Drawing, Design for Two Andirons and Sconce of Gilt Bronze, 1777–90
Pen and black ink, brush and watercolor on paper, lined, framed with brown paper and pen and black ink lines. Purchased for the Museum by the Advisory Council. 1921-6-61
What is this?
Designs for metal pieces. Upper center, a sconce with a young boy with fire on his head standing among six branches, three on each side, with candles at the tips. Lower left, an andiron with adorsed sphinxes crouching on either side of an urn. Lower right, an andiron with adorsed griffins crouching on either side of a flame-topped altar.
Why is this in our collection?
Two andirons (firedogs) and a wall sconce forms a dazzling triad of neoclassical designs on the surface of this sheet.

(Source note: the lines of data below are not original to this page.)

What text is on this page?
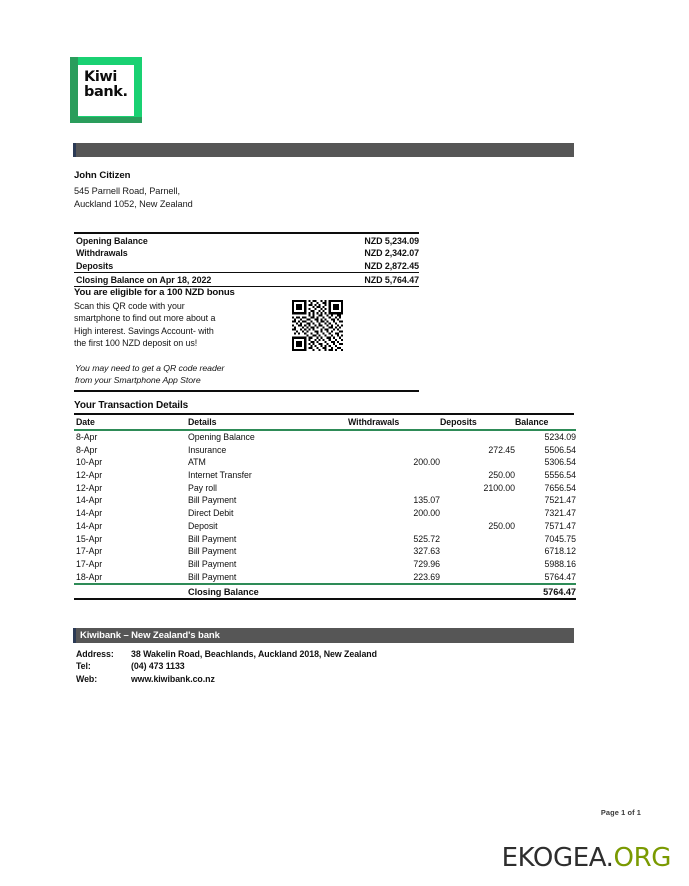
Kiwi
bank.
John Citizen
545 Parnell Road, Parnell,
Auckland 1052, New Zealand
Opening Balance	NZD 5,234.09
Withdrawals	NZD 2,342.07
Deposits	NZD 2,872.45
Closing Balance on Apr 18, 2022	NZD 5,764.47
You are eligible for a 100 NZD bonus
Scan this QR code with your
smartphone to find out more about a
High interest. Savings Account- with
the first 100 NZD deposit on us!
You may need to get a QR code reader
from your Smartphone App Store
Your Transaction Details
Date	Details	Withdrawals	Deposits	Balance
8-Apr	Opening Balance			5234.09
8-Apr	Insurance		272.45	5506.54
10-Apr	ATM	200.00		5306.54
12-Apr	Internet Transfer		250.00	5556.54
12-Apr	Pay roll		2100.00	7656.54
14-Apr	Bill Payment	135.07		7521.47
14-Apr	Direct Debit	200.00		7321.47
14-Apr	Deposit		250.00	7571.47
15-Apr	Bill Payment	525.72		7045.75
17-Apr	Bill Payment	327.63		6718.12
17-Apr	Bill Payment	729.96		5988.16
18-Apr	Bill Payment	223.69		5764.47
	Closing Balance			5764.47
Kiwibank – New Zealand's bank
Address:	38 Wakelin Road, Beachlands, Auckland 2018, New Zealand
Tel:	(04) 473 1133
Web:	www.kiwibank.co.nz
Page 1 of 1
EKOGEA.ORG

The drawing has been attributed to Jean Démosthène Dugourc (1749-1825), the French architect who served as a furniture designer to the French crown and later became the first architect to the King of Spain. The andiron on the left is composed of a classical vase flanked by sphinxes with paws feet resting on cannon balls. The andiron on the right shows griffins on either side of a flaming altar. The center sconce displays a young boy with a flame on his head grasping branches that serve as candle holders with laurel leaves by his feet. This highly finished watercolor was likely a presentation drawing for royal patron, perhaps Marie Antoinette as the blue roundels on one of the andirons displays the queen’s initials. The combination of Egyptian, Roman and Classical motifs echo the influence of Giovanni Battista Piranesi’s eccentric decorative vocabulary and are examples of extravagant decorative follies at a contentious moment in French history.